One of Ginsburg’s next cases also involved a male client fighting for a federal benefit that was exclusive to women. Stephen Wiesenfeld married Paula Polatschek in 1970, and her salary was their principal source of income. But a healthy pregnancy quickly turned into tragedy when Paula died in labor, leaving Stephen as the sole provider for their baby. He applied for Social Security benefits, but was informed that only his son could receive them — as a widower, he could not. Ginsburg saw two levels of discrimination: against women, whose Social Security deductions didn’t reap the same payouts to their surviving family members; and against men, who would be eligible beneficiaries if not for their sex. In 1975, Ginsburg argued before the Supreme Court, which issued a unanimous decision in her favor.
Emboldened by her first victory with Moritz, Ginsburg founded the ACLU’s Women’s Rights Project to fight for gender equality for both women and men. In the cases highlighted here, Ginsburg used male plaintiffs to challenge laws that were based on antiquated ideas of gender roles. As she explained it, “Our strategy was the soul of simplicity. It was to go after the stereotypes that were written into law and to show that many could be disadvantaged by the stereotype, as well as women. We wanted people to be judged by what they do, by the functions they perform, and not by gender.”
In 1974, when she was only 19 years old, Mechelle Vinson became a bank teller. Vinson’s manager, a married father of seven named Sidney Taylor, soon started pressuring her for sex. Taylor’s propositions and unwelcome advances continued over a prolonged period of difficult and stressful circumstances related to his coercive behavior. For years, she endured harassment, fondling, and repeated sexual assaults, all under threat of being fired if she did not comply. She estimates they had sexual intercourse 40 to 50 times — encounters that were never consensual.

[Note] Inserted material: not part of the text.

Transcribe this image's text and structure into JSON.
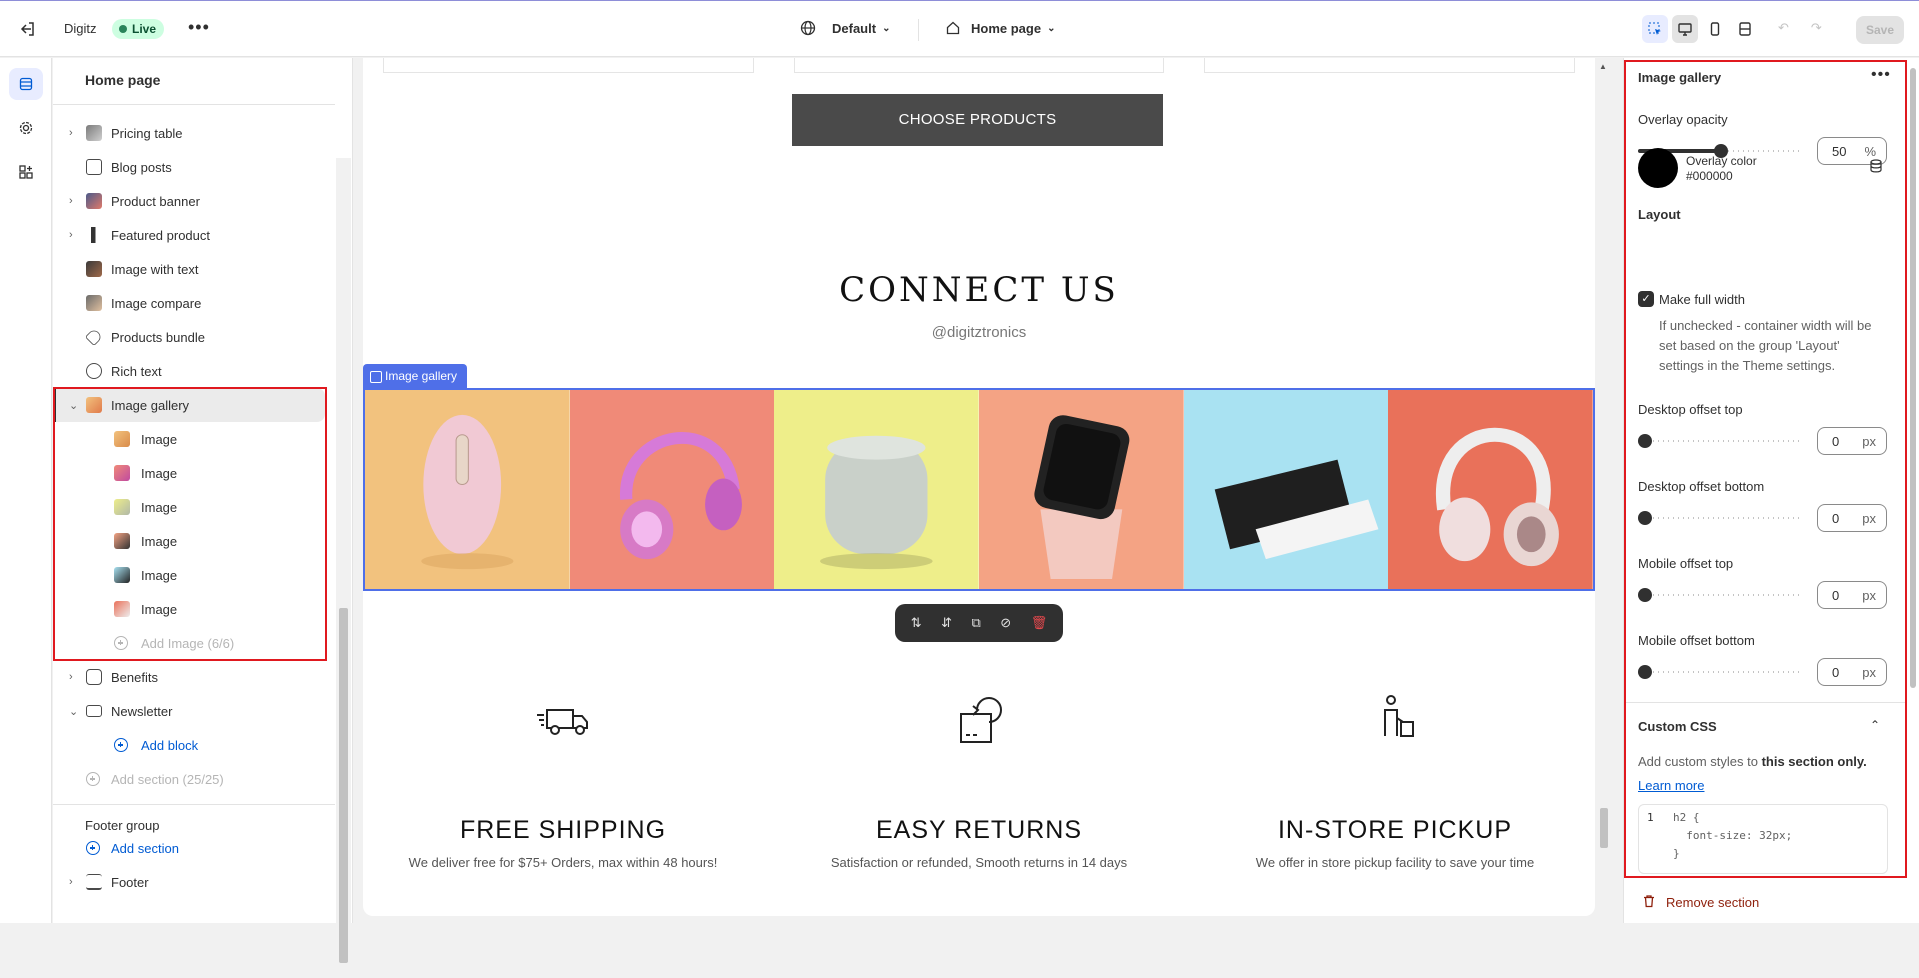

In 1978, Vinson brought suit against the company, leading to a landmark decision in sexual harassment law in 1986, when the Supreme Court established that Title VII of the 1964 Civil Rights Act covered not only discrimination that results in economic injury but also “the entire spectrum of disparate treatment of men and women” in the workplace, including “psychological aspects of the workplace environment.” Meritor Savings Bank v. Vinson was the first successful use of Title VII in a sexual harassment case in the Supreme Court, and it helped start the conversation about sexual harassment that Anita Hill would blow wide open just a few years later.
In the wake of her victory, Vinson told the Washington Post she was surprised by the decision — and the response she received from the public. “I’ve had a lot of women come up and say they’ve been harassed but just didn’t have the guts to stand up,” she said. “One girl, 20 years old, came up and kissed me. She said she’d been abused but she didn’t know what to do.”